In what can only be described as the most perverse portfolio optimization strategy ever devised, global investors have apparently decided that geopolitical instability is just another asset class to trade. This week’s tech selloff and oil rally proved it: the moment Iran and Israel started exchanging missile fire, traders immediately repositioned like they were watching a earnings call, not a conflict that actually kills people.

Here is what happened in plain terms. Tech stocks tanked across Europe and Asia because investors got spooked—the usual flight to safety when the world looks unstable. Simultaneously, oil prices jumped because supply chains in the Middle East are now treated like a vending machine that breaks whenever tensions rise. The correlation is so tight it feels less like market mechanics and more like someone discovered a cheat code: “Want oil to spike? Just have two countries lob missiles at each other.”
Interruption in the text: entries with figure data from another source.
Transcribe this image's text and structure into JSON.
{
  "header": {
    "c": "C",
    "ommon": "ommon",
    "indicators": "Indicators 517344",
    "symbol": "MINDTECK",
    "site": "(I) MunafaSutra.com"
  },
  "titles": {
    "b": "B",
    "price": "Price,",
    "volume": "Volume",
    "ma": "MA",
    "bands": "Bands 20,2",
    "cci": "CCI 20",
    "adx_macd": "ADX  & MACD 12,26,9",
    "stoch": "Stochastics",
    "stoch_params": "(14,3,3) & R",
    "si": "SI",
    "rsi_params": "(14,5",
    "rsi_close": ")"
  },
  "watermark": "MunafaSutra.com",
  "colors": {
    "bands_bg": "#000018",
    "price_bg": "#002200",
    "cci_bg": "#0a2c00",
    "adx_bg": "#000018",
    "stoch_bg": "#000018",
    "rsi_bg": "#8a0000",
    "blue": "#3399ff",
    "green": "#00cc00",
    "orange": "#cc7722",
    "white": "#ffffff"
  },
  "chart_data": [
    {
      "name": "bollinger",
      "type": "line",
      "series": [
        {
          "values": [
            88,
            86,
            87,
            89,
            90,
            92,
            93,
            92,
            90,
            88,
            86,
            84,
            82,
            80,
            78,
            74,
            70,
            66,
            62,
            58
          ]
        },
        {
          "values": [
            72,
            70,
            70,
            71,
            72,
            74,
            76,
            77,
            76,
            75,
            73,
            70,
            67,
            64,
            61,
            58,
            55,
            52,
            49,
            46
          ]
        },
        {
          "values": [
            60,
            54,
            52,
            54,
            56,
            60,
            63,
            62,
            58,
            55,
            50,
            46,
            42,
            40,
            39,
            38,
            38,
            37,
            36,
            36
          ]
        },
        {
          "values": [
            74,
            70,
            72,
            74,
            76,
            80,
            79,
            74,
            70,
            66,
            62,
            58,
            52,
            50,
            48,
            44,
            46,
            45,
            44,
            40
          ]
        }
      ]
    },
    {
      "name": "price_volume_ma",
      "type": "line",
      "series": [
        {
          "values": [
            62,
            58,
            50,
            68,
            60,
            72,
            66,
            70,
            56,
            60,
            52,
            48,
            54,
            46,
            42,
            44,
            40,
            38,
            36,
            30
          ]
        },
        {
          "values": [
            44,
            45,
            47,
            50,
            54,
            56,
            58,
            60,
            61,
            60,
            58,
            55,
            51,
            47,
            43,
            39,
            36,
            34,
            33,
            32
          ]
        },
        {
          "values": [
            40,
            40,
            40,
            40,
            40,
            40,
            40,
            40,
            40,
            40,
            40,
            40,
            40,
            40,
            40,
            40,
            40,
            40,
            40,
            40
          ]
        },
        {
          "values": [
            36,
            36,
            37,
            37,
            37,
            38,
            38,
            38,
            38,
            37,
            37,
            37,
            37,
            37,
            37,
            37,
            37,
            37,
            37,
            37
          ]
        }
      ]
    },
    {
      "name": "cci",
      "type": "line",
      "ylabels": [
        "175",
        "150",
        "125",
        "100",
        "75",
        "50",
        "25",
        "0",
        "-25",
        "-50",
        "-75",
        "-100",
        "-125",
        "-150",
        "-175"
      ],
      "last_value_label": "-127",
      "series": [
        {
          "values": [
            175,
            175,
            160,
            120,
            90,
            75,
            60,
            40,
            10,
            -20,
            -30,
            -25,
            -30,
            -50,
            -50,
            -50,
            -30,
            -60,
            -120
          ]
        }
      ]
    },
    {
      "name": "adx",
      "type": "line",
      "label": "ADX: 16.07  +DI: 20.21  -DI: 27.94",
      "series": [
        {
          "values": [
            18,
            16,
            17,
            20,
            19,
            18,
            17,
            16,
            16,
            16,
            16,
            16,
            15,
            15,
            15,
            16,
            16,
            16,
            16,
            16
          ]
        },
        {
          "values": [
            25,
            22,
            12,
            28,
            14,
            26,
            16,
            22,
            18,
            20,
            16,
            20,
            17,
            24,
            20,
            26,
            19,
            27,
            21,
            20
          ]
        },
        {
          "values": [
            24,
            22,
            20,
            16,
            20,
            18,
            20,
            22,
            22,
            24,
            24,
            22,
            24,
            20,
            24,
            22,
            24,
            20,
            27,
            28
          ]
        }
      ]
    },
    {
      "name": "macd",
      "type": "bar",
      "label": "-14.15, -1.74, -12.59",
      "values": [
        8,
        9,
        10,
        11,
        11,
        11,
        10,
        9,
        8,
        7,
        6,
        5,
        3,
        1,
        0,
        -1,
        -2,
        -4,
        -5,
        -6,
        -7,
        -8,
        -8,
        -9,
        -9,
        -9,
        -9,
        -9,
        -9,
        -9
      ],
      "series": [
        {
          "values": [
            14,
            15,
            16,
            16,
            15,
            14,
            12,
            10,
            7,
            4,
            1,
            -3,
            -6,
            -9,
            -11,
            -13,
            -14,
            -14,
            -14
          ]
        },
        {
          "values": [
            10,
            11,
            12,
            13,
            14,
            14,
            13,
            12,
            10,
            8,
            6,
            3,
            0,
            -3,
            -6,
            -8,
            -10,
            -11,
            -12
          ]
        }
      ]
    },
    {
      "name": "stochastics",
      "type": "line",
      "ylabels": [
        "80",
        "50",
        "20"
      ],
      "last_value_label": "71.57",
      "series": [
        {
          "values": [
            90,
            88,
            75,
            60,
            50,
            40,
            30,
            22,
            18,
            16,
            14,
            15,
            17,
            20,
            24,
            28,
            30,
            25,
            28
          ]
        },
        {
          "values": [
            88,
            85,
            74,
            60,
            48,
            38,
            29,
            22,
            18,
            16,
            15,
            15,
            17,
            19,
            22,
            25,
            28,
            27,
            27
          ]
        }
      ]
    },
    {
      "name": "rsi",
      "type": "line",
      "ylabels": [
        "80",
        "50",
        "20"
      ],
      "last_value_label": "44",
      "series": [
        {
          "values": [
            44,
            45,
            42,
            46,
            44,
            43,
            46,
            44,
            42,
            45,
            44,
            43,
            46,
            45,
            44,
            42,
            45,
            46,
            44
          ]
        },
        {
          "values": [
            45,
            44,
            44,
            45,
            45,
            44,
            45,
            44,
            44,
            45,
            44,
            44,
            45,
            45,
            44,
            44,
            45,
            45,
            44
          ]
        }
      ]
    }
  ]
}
The absurdity here is not that markets react to conflict. They always have. The absurdity is that this has become so predictable, so tradeable, that serious investors are now basically placing bets on whether the next international crisis will hit a Tuesday or a Thursday. It is the financial equivalent of rooting for a team because you have money on the game—except the game is actual human suffering and the stakes are measured in barrels per day.

If you are sitting on tech stocks, this is a reminder that volatility is the price of admission. If you are thinking about buying oil futures based on tomorrow’s headline, you are not investing—you are gambling with a geopolitical ticker.